The Southern Climate Impacts Planning Program (SCIPP) is a south central United States focused climate hazards and research program whose mission is to increase the region’s resiliency and level of preparedness for weather extremes now and in the future. The area we serve includes the 6-state region of Oklahoma, Texas, Arkansas, Louisiana, Tennessee, and Mississippi. From severe storms, flooding, drought, hurricanes and storm surge, heat waves, wildfires, to winter storms, the South experiences among the nation’s most extensive collection of climate-related hazards with many southern states ranking at or near the top of the lists in disaster declarations and billion dollar disasters.

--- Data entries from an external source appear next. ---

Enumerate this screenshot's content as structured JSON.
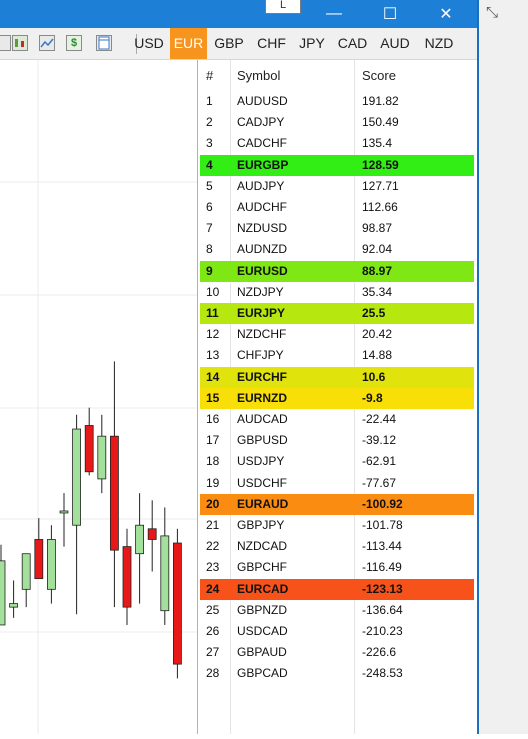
{
  "window": {
    "minimize_glyph": "—",
    "maximize_glyph": "☐",
    "close_glyph": "✕",
    "restore_glyph": "L",
    "fullscreen_icon": "expand-arrows-icon"
  },
  "toolbar": {
    "icons": [
      "settings-icon",
      "candlestick-chart-icon",
      "line-chart-icon",
      "dollar-icon",
      "template-icon"
    ],
    "currencies": [
      "USD",
      "EUR",
      "GBP",
      "CHF",
      "JPY",
      "CAD",
      "AUD",
      "NZD"
    ],
    "active_currency": "EUR",
    "active_color": "#f7941d"
  },
  "table": {
    "columns": [
      "#",
      "Symbol",
      "Score"
    ],
    "rows": [
      {
        "rank": "1",
        "symbol": "AUDUSD",
        "score": "191.82"
      },
      {
        "rank": "2",
        "symbol": "CADJPY",
        "score": "150.49"
      },
      {
        "rank": "3",
        "symbol": "CADCHF",
        "score": "135.4"
      },
      {
        "rank": "4",
        "symbol": "EURGBP",
        "score": "128.59",
        "color": "#33ee14"
      },
      {
        "rank": "5",
        "symbol": "AUDJPY",
        "score": "127.71"
      },
      {
        "rank": "6",
        "symbol": "AUDCHF",
        "score": "112.66"
      },
      {
        "rank": "7",
        "symbol": "NZDUSD",
        "score": "98.87"
      },
      {
        "rank": "8",
        "symbol": "AUDNZD",
        "score": "92.04"
      },
      {
        "rank": "9",
        "symbol": "EURUSD",
        "score": "88.97",
        "color": "#7fe714"
      },
      {
        "rank": "10",
        "symbol": "NZDJPY",
        "score": "35.34"
      },
      {
        "rank": "11",
        "symbol": "EURJPY",
        "score": "25.5",
        "color": "#b6e80f"
      },
      {
        "rank": "12",
        "symbol": "NZDCHF",
        "score": "20.42"
      },
      {
        "rank": "13",
        "symbol": "CHFJPY",
        "score": "14.88"
      },
      {
        "rank": "14",
        "symbol": "EURCHF",
        "score": "10.6",
        "color": "#e1e40c"
      },
      {
        "rank": "15",
        "symbol": "EURNZD",
        "score": "-9.8",
        "color": "#f7df07"
      },
      {
        "rank": "16",
        "symbol": "AUDCAD",
        "score": "-22.44"
      },
      {
        "rank": "17",
        "symbol": "GBPUSD",
        "score": "-39.12"
      },
      {
        "rank": "18",
        "symbol": "USDJPY",
        "score": "-62.91"
      },
      {
        "rank": "19",
        "symbol": "USDCHF",
        "score": "-77.67"
      },
      {
        "rank": "20",
        "symbol": "EURAUD",
        "score": "-100.92",
        "color": "#fb8c12"
      },
      {
        "rank": "21",
        "symbol": "GBPJPY",
        "score": "-101.78"
      },
      {
        "rank": "22",
        "symbol": "NZDCAD",
        "score": "-113.44"
      },
      {
        "rank": "23",
        "symbol": "GBPCHF",
        "score": "-116.49"
      },
      {
        "rank": "24",
        "symbol": "EURCAD",
        "score": "-123.13",
        "color": "#f6521a"
      },
      {
        "rank": "25",
        "symbol": "GBPNZD",
        "score": "-136.64"
      },
      {
        "rank": "26",
        "symbol": "USDCAD",
        "score": "-210.23"
      },
      {
        "rank": "27",
        "symbol": "GBPAUD",
        "score": "-226.6"
      },
      {
        "rank": "28",
        "symbol": "GBPCAD",
        "score": "-248.53"
      }
    ]
  },
  "chart": {
    "candles": [
      {
        "open": 1.066,
        "high": 1.075,
        "low": 1.03,
        "close": 1.03,
        "color": "up"
      },
      {
        "open": 1.04,
        "high": 1.055,
        "low": 1.034,
        "close": 1.042,
        "color": "up"
      },
      {
        "open": 1.05,
        "high": 1.06,
        "low": 1.04,
        "close": 1.07,
        "color": "up"
      },
      {
        "open": 1.078,
        "high": 1.09,
        "low": 1.06,
        "close": 1.056,
        "color": "down"
      },
      {
        "open": 1.05,
        "high": 1.086,
        "low": 1.042,
        "close": 1.078,
        "color": "up"
      },
      {
        "open": 1.094,
        "high": 1.104,
        "low": 1.074,
        "close": 1.094,
        "color": "up"
      },
      {
        "open": 1.086,
        "high": 1.148,
        "low": 1.036,
        "close": 1.14,
        "color": "up"
      },
      {
        "open": 1.142,
        "high": 1.152,
        "low": 1.114,
        "close": 1.116,
        "color": "down"
      },
      {
        "open": 1.112,
        "high": 1.148,
        "low": 1.104,
        "close": 1.136,
        "color": "up"
      },
      {
        "open": 1.136,
        "high": 1.178,
        "low": 1.04,
        "close": 1.072,
        "color": "down"
      },
      {
        "open": 1.074,
        "high": 1.084,
        "low": 1.03,
        "close": 1.04,
        "color": "down"
      },
      {
        "open": 1.07,
        "high": 1.104,
        "low": 1.042,
        "close": 1.086,
        "color": "up"
      },
      {
        "open": 1.084,
        "high": 1.1,
        "low": 1.06,
        "close": 1.078,
        "color": "down"
      },
      {
        "open": 1.08,
        "high": 1.096,
        "low": 1.03,
        "close": 1.038,
        "color": "up"
      },
      {
        "open": 1.076,
        "high": 1.084,
        "low": 1.0,
        "close": 1.008,
        "color": "down"
      }
    ]
  }
}
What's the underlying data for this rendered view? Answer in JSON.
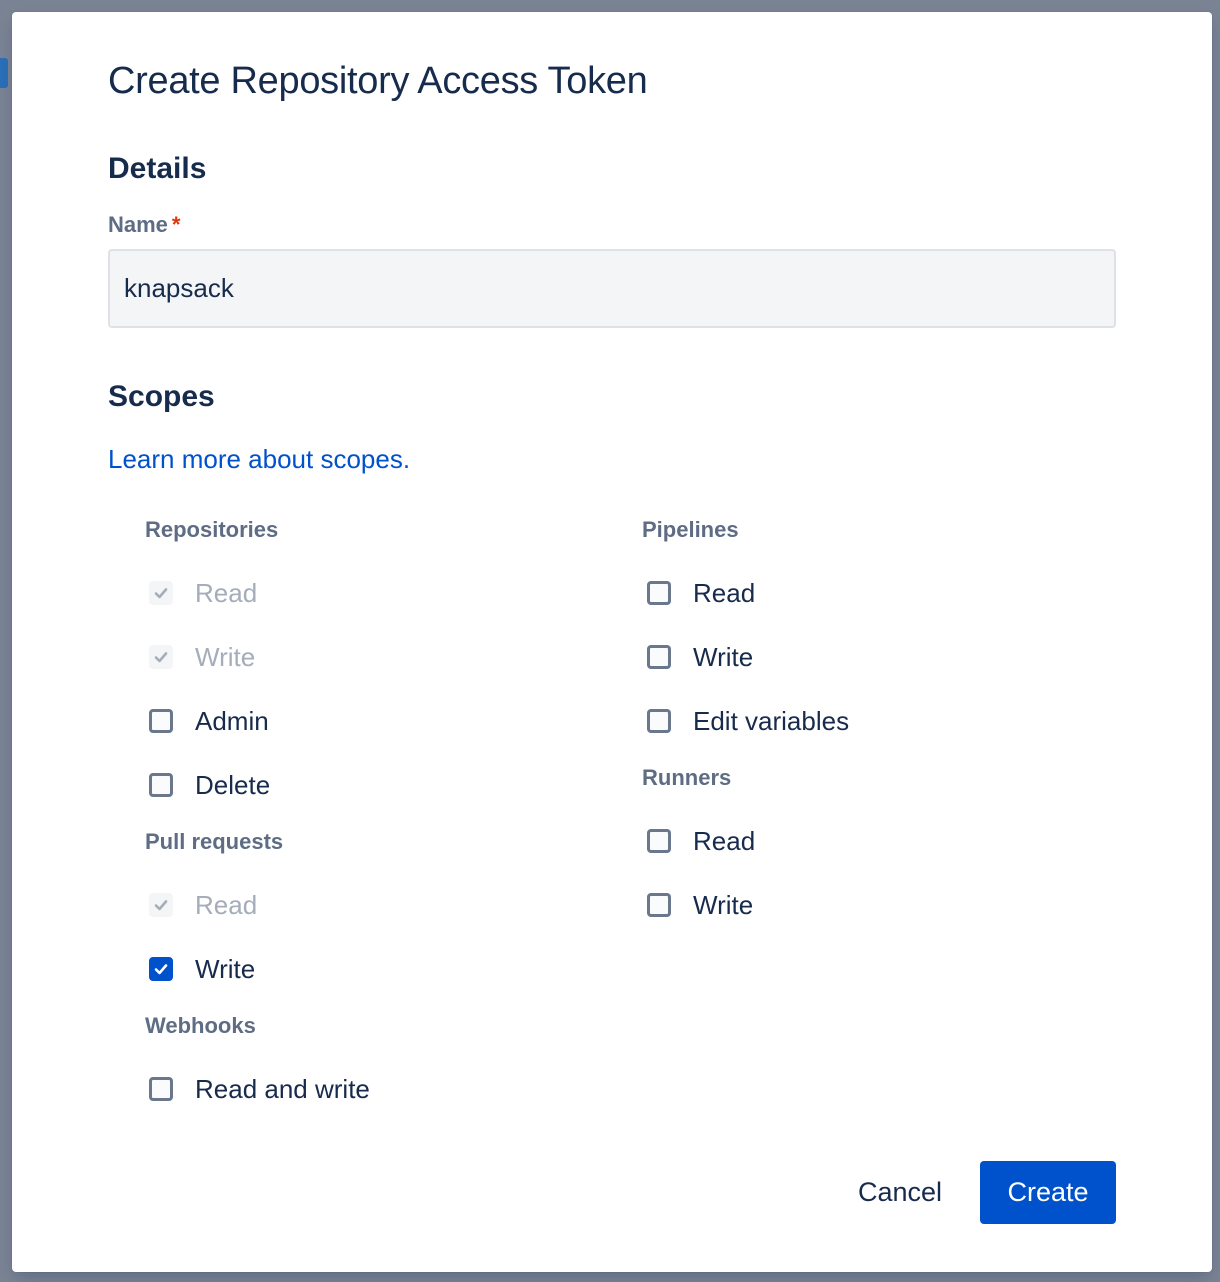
{
  "dialog": {
    "title": "Create Repository Access Token",
    "details_heading": "Details",
    "name_label": "Name",
    "name_required_marker": "*",
    "name_value": "knapsack",
    "scopes_heading": "Scopes",
    "learn_more_link": "Learn more about scopes.",
    "cancel_label": "Cancel",
    "create_label": "Create"
  },
  "scopes": {
    "repositories": {
      "label": "Repositories",
      "items": [
        {
          "label": "Read",
          "checked": true,
          "disabled": true
        },
        {
          "label": "Write",
          "checked": true,
          "disabled": true
        },
        {
          "label": "Admin",
          "checked": false,
          "disabled": false
        },
        {
          "label": "Delete",
          "checked": false,
          "disabled": false
        }
      ]
    },
    "pull_requests": {
      "label": "Pull requests",
      "items": [
        {
          "label": "Read",
          "checked": true,
          "disabled": true
        },
        {
          "label": "Write",
          "checked": true,
          "disabled": false
        }
      ]
    },
    "webhooks": {
      "label": "Webhooks",
      "items": [
        {
          "label": "Read and write",
          "checked": false,
          "disabled": false
        }
      ]
    },
    "pipelines": {
      "label": "Pipelines",
      "items": [
        {
          "label": "Read",
          "checked": false,
          "disabled": false
        },
        {
          "label": "Write",
          "checked": false,
          "disabled": false
        },
        {
          "label": "Edit variables",
          "checked": false,
          "disabled": false
        }
      ]
    },
    "runners": {
      "label": "Runners",
      "items": [
        {
          "label": "Read",
          "checked": false,
          "disabled": false
        },
        {
          "label": "Write",
          "checked": false,
          "disabled": false
        }
      ]
    }
  },
  "colors": {
    "primary": "#0052cc",
    "text": "#172b4d",
    "subtle_text": "#5e6c84",
    "disabled_text": "#a5adba",
    "required": "#de350b",
    "overlay": "#7a8394"
  }
}
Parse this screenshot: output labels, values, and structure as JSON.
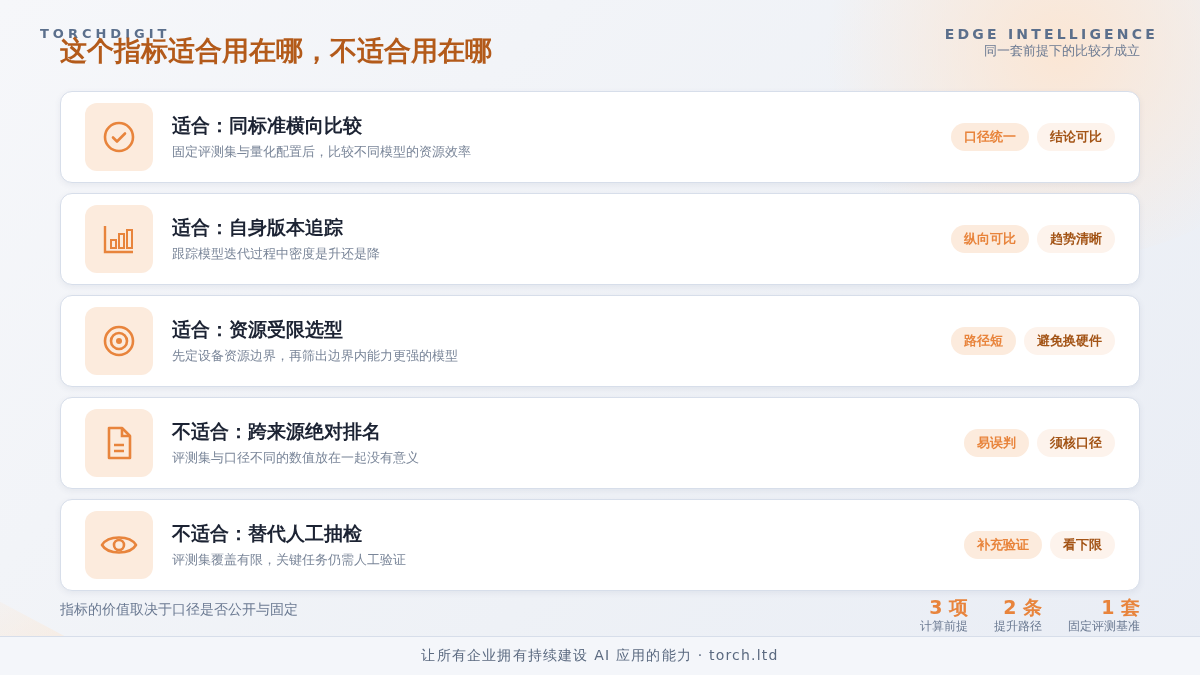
{
  "brand": "TORCHDIGIT",
  "title": "这个指标适合用在哪，不适合用在哪",
  "header_right": {
    "eyebrow": "EDGE INTELLIGENCE",
    "subtitle": "同一套前提下的比较才成立"
  },
  "cards": [
    {
      "kind": "check",
      "title": "适合：同标准横向比较",
      "description": "固定评测集与量化配置后，比较不同模型的资源效率",
      "tags": [
        {
          "label": "口径统一",
          "kind": "primary"
        },
        {
          "label": "结论可比",
          "kind": "secondary"
        }
      ]
    },
    {
      "kind": "bars",
      "title": "适合：自身版本追踪",
      "description": "跟踪模型迭代过程中密度是升还是降",
      "tags": [
        {
          "label": "纵向可比",
          "kind": "primary"
        },
        {
          "label": "趋势清晰",
          "kind": "secondary"
        }
      ]
    },
    {
      "kind": "target",
      "title": "适合：资源受限选型",
      "description": "先定设备资源边界，再筛出边界内能力更强的模型",
      "tags": [
        {
          "label": "路径短",
          "kind": "primary"
        },
        {
          "label": "避免换硬件",
          "kind": "secondary"
        }
      ]
    },
    {
      "kind": "document",
      "title": "不适合：跨来源绝对排名",
      "description": "评测集与口径不同的数值放在一起没有意义",
      "tags": [
        {
          "label": "易误判",
          "kind": "primary"
        },
        {
          "label": "须核口径",
          "kind": "secondary"
        }
      ]
    },
    {
      "kind": "eye",
      "title": "不适合：替代人工抽检",
      "description": "评测集覆盖有限，关键任务仍需人工验证",
      "tags": [
        {
          "label": "补充验证",
          "kind": "primary"
        },
        {
          "label": "看下限",
          "kind": "secondary"
        }
      ]
    }
  ],
  "note": "指标的价值取决于口径是否公开与固定",
  "stats": [
    {
      "value": "3 项",
      "label": "计算前提"
    },
    {
      "value": "2 条",
      "label": "提升路径"
    },
    {
      "value": "1 套",
      "label": "固定评测基准"
    }
  ],
  "footer": "让所有企业拥有持续建设 AI 应用的能力 · torch.ltd"
}
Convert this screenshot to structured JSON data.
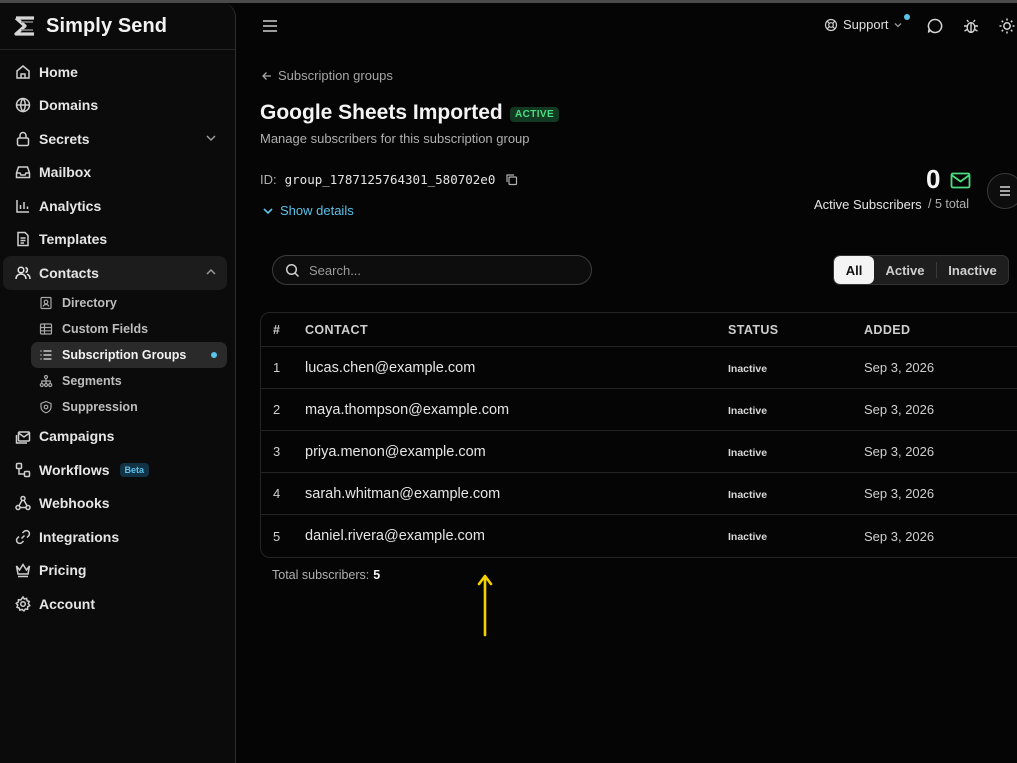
{
  "app": {
    "brand": "Simply Send"
  },
  "nav": {
    "home": "Home",
    "domains": "Domains",
    "secrets": "Secrets",
    "mailbox": "Mailbox",
    "analytics": "Analytics",
    "templates": "Templates",
    "contacts": "Contacts",
    "contacts_sub": {
      "directory": "Directory",
      "custom_fields": "Custom Fields",
      "subscription_groups": "Subscription Groups",
      "segments": "Segments",
      "suppression": "Suppression"
    },
    "campaigns": "Campaigns",
    "workflows": "Workflows",
    "workflows_badge": "Beta",
    "webhooks": "Webhooks",
    "integrations": "Integrations",
    "pricing": "Pricing",
    "account": "Account"
  },
  "topbar": {
    "support": "Support"
  },
  "page": {
    "breadcrumb": "Subscription groups",
    "title": "Google Sheets Imported",
    "status_badge": "ACTIVE",
    "subtitle": "Manage subscribers for this subscription group",
    "id_label": "ID:",
    "id_value": "group_1787125764301_580702e0",
    "show_details": "Show details",
    "active_count": "0",
    "active_label": "Active Subscribers",
    "total_label": "/ 5 total"
  },
  "search": {
    "placeholder": "Search..."
  },
  "filters": {
    "all": "All",
    "active": "Active",
    "inactive": "Inactive",
    "selected": "All"
  },
  "table": {
    "headers": {
      "num": "#",
      "contact": "CONTACT",
      "status": "STATUS",
      "added": "ADDED"
    },
    "rows": [
      {
        "num": "1",
        "contact": "lucas.chen@example.com",
        "status": "Inactive",
        "added": "Sep 3, 2026"
      },
      {
        "num": "2",
        "contact": "maya.thompson@example.com",
        "status": "Inactive",
        "added": "Sep 3, 2026"
      },
      {
        "num": "3",
        "contact": "priya.menon@example.com",
        "status": "Inactive",
        "added": "Sep 3, 2026"
      },
      {
        "num": "4",
        "contact": "sarah.whitman@example.com",
        "status": "Inactive",
        "added": "Sep 3, 2026"
      },
      {
        "num": "5",
        "contact": "daniel.rivera@example.com",
        "status": "Inactive",
        "added": "Sep 3, 2026"
      }
    ]
  },
  "footer": {
    "total_label": "Total subscribers:",
    "total_value": "5"
  },
  "colors": {
    "accent": "#5bc2e8",
    "success": "#4ade80",
    "annotation_arrow": "#f5d000"
  }
}
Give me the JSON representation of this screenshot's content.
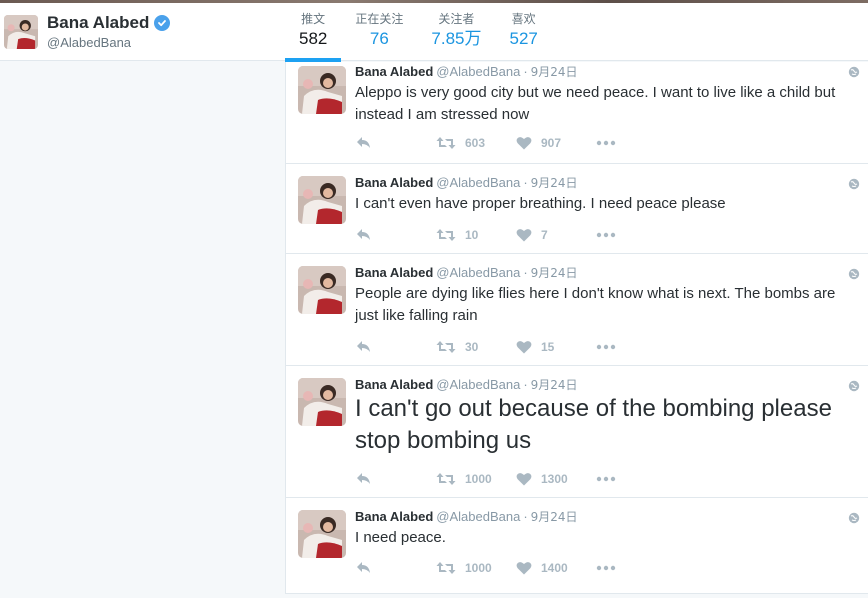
{
  "profile": {
    "name": "Bana Alabed",
    "handle": "@AlabedBana"
  },
  "stats": [
    {
      "label": "推文",
      "value": "582",
      "active": true
    },
    {
      "label": "正在关注",
      "value": "76",
      "active": false
    },
    {
      "label": "关注者",
      "value": "7.85万",
      "active": false
    },
    {
      "label": "喜欢",
      "value": "527",
      "active": false
    }
  ],
  "tweets": [
    {
      "name": "Bana Alabed",
      "handle": "@AlabedBana",
      "date": "9月24日",
      "text": "Aleppo is very good city but we need peace. I want to live like a child but instead I am stressed now",
      "retweets": "603",
      "likes": "907"
    },
    {
      "name": "Bana Alabed",
      "handle": "@AlabedBana",
      "date": "9月24日",
      "text": "I can't even have proper breathing. I need peace please",
      "retweets": "10",
      "likes": "7"
    },
    {
      "name": "Bana Alabed",
      "handle": "@AlabedBana",
      "date": "9月24日",
      "text": "People are dying like flies here I don't know what is next. The bombs are just like falling rain",
      "retweets": "30",
      "likes": "15"
    },
    {
      "name": "Bana Alabed",
      "handle": "@AlabedBana",
      "date": "9月24日",
      "text": "I can't go out because of the bombing please stop bombing us",
      "retweets": "1000",
      "likes": "1300"
    },
    {
      "name": "Bana Alabed",
      "handle": "@AlabedBana",
      "date": "9月24日",
      "text": "I need peace.",
      "retweets": "1000",
      "likes": "1400"
    }
  ],
  "icons": {
    "verified": "verified-badge-icon",
    "reply": "reply-icon",
    "retweet": "retweet-icon",
    "like": "heart-icon",
    "more": "more-dots-icon",
    "globe": "globe-icon"
  },
  "colors": {
    "accent": "#1da1f2",
    "stat_value": "#1b95e0",
    "action_gray": "#aab8c2"
  }
}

According to the Federal Emergency Management Agency (FEMA), SCIPP states are among the most disaster declared in the United States. As of early 2013, all 6 SCIPP states were ranked within the top 15 most disaster declared states across the country, with 4 of those states being ranked in the top 10. The SCIPP region also suffers from a frequent recurrence of droughts, which are not accounted for in FEMA disaster declarations. Regardless of the methods of designating disasters, SCIPP aims to bring equal attention to all major climate hazards through comprehensive historical datasets.

SCIPP research is conducted through active engagement and partnership with a large community of regional, state, and local stakeholder groups. SCIPP combines the expertise of climate scientists, meteorologists, and geographers with the everyday experience of decision makers and planners through frequent workshops, meetings, interviews, and surveys. The goal of the two-way interactions is to allow a transfer of climate science and information to decision makers, while likewise allowing decision makers the opportunity to reveal their challenges, concerns, and needs for climate hazard information.

SCIPP is a Regional Integrated Sciences and Assessments (RISA) team supported by the Climate Program Office at the National Oceanic and Atmospheric Administration (NOAA). We strive to continue the successful model developed by other RISA teams across the United States in performing application-based climate research that actively engages participation, interaction, and feedback from a diverse community of stakeholders region-wide.

Mission Statement

The mission of SCIPP is to:

  1. Increase the awareness of and preparedness for southern U.S. climate hazards for both present day and future climate conditions through improved local hazard mitigation planning;
  2. Actively engage stakeholder groups to promote increased two-way knowledge transfer between climate scientists and decision makers;
  3. Provide local, state, and regional decision makers with climate hazard data that is comprehensive, accurate, and easily accessible; and
  4. Identify new, critical areas of applied climate research for the southern U.S. as technologies, research, and knowledge evolves.

RISA Program

The Regional Integrated Science Assessments (RISA) Program is a National Oceanic and Atmospheric Administration (NOAA) funded set of regional projects focused on strengthening the linkage between climate sciences and societal impacts. The program began in the mid 1990s to establish an increased level of communication between climate researchers and decision makers to enhance preparedness and mitigation for climate change. In particular, RISA programs were developed to provide focus to regional climate variability issues such as water availability, agriculture, coastal issues, public health, wildfire vulnerability, coping with drought, energy issues, and many other areas of focus. Through RISA’s stakeholder-focused research, scientists and decision makers have successfully come together to openly discuss climate issues, share knowledge, and identify areas requiring more research and attention in the future. As of early 2013, there are eleven currently funded RISA projects spanning much of the western and southern United States, as well as Alaska, and Hawaii.

Research Partners

SCIPP is a collaborative effort between the Oklahoma Climatological Survey (OCS) and South-Central Climate Science Center (SC-CSC) at the University of Oklahoma, the College of Geography and Anthropology and Southern Regional Climate Center at Louisiana State University, the Department of Geography at Texas A&M University, and the National Drought Mitigation Center. Together, these institutions and organizations combine their expertise in climate, outreach, education, data quality and dissemination, and mapping to address the issues of climate hazards across the southern United States.

The Oklahoma Climatological Survey was established in 1980 to serve as the climate office for the state of Oklahoma. In addition to providing climate services, outreach, and data, OCS operates the Oklahoma Mesonet, which is a state-wide network of 120 automated surface observing stations. OCS is a research unit of the College of Atmospheric and Geographic Sciences at the University of Oklahoma (OU) and is located in the National Weather Center (NWC) on the OU research campus. OCS’s collocation with numerous federal and university organizations at the NWC allows for numerous collaborative research opportunities with many other experts in the atmospheric sciences.